### Using SHAP for Feature Drift Analysis
**Description**: Utilize SHapley Additive exPlanations (SHAP) values to analyze feature
importance changes over time, indicating feature drift.

In [1]:
import numpy as np
import pandas as pd
import shap
from sklearn.ensemble import RandomForestClassifier
from sklearn.model_selection import train_test_split

# -------------------------------
# Simulate old and new datasets
# -------------------------------
np.random.seed(0)
data_old = pd.DataFrame({
    'feature_1': np.random.normal(0, 1, 500),
    'feature_2': np.random.normal(5, 2, 500),
    'feature_3': np.random.normal(-2, 1, 500),
    'target': np.random.choice([0, 1], 500)
})

data_new = pd.DataFrame({
    'feature_1': np.random.normal(1, 1, 500),
    'feature_2': np.random.normal(5, 2, 500),
    'feature_3': np.random.normal(-3, 1, 500),
    'target': np.random.choice([0, 1], 500)
})

# -------------------------------
# Train a model on old data
# -------------------------------
X_old = data_old.drop('target', axis=1)
y_old = data_old['target']

model = RandomForestClassifier(n_estimators=100, random_state=42)
model.fit(X_old, y_old)

# -------------------------------
# SHAP explainer and values
# -------------------------------
explainer = shap.TreeExplainer(model)

# Handle binary classification (only class 1 SHAP values)
shap_values_old = explainer.shap_values(X_old)[1]
shap_values_new = explainer.shap_values(data_new.drop('target', axis=1))[1]

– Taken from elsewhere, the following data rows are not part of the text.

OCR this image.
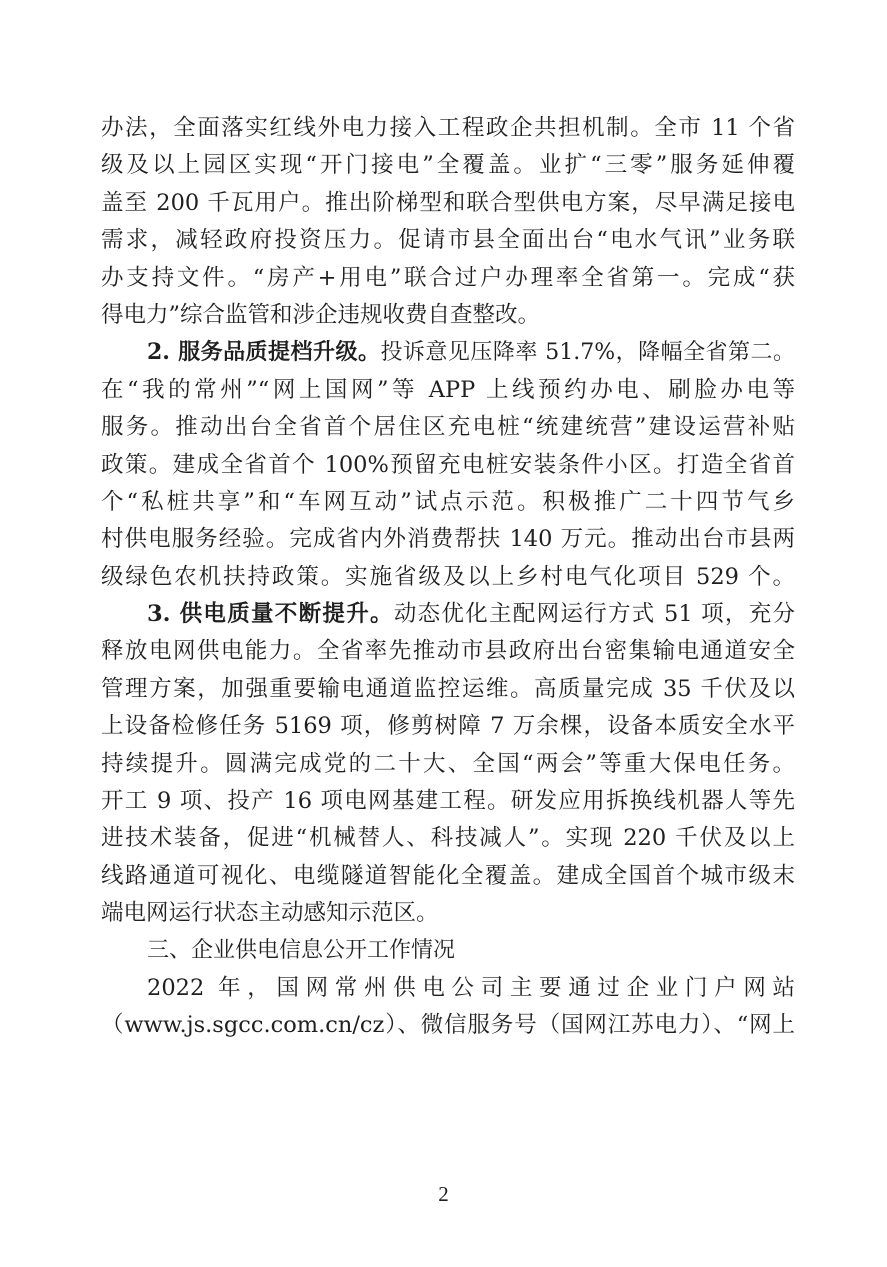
办法，全面落实红线外电力接入工程政企共担机制。全市 11 个省
级及以上园区实现“开门接电”全覆盖。业扩“三零”服务延伸覆
盖至 200 千瓦用户。推出阶梯型和联合型供电方案，尽早满足接电
需求，减轻政府投资压力。促请市县全面出台“电水气讯”业务联
办支持文件。“房产+用电”联合过户办理率全省第一。完成“获
得电力”综合监管和涉企违规收费自查整改。
2. 服务品质提档升级。投诉意见压降率 51.7%，降幅全省第二。
在“我的常州”“网上国网”等 APP 上线预约办电、刷脸办电等
服务。推动出台全省首个居住区充电桩“统建统营”建设运营补贴
政策。建成全省首个 100%预留充电桩安装条件小区。打造全省首
个“私桩共享”和“车网互动”试点示范。积极推广二十四节气乡
村供电服务经验。完成省内外消费帮扶 140 万元。推动出台市县两
级绿色农机扶持政策。实施省级及以上乡村电气化项目 529 个。
3. 供电质量不断提升。动态优化主配网运行方式 51 项，充分
释放电网供电能力。全省率先推动市县政府出台密集输电通道安全
管理方案，加强重要输电通道监控运维。高质量完成 35 千伏及以
上设备检修任务 5169 项，修剪树障 7 万余棵，设备本质安全水平
持续提升。圆满完成党的二十大、全国“两会”等重大保电任务。
开工 9 项、投产 16 项电网基建工程。研发应用拆换线机器人等先
进技术装备，促进“机械替人、科技减人”。实现 220 千伏及以上
线路通道可视化、电缆隧道智能化全覆盖。建成全国首个城市级末
端电网运行状态主动感知示范区。
三、企业供电信息公开工作情况
2022 年，国网常州供电公司主要通过企业门户网站
（www.js.sgcc.com.cn/cz）、微信服务号（国网江苏电力）、“网上
2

# -------------------------------
# Mean SHAP values
# -------------------------------
mean_shap_old = np.mean(np.abs(shap_values_old), axis=0)
mean_shap_new = np.mean(np.abs(shap_values_new), axis=0)

# Confirm all arrays have same length
print("✅ SHAP old:", len(mean_shap_old), "| SHAP new:", len(mean_shap_new), "| Features:", X_old.shape[1])

# -------------------------------
# Create summary DataFrame
# -------------------------------
features = X_old.columns.tolist()

shap_df = pd.DataFrame({
    'Feature': features,
    'SHAP Mean (Old)': mean_shap_old,
    'SHAP Mean (New)': mean_shap_new,
    'Change (%)': ((mean_shap_new - mean_shap_old) / (mean_shap_old + 1e-8) * 100).round(2)
})

# -------------------------------
# Output
# -------------------------------
print("\n📊 Feature Drift Analysis using SHAP:\n")
print(shap_df.sort_values(by='Change (%)', ascending=False))


  from .autonotebook import tqdm as notebook_tqdm


✅ SHAP old: 2 | SHAP new: 2 | Features: 3


ValueError: All arrays must be of the same length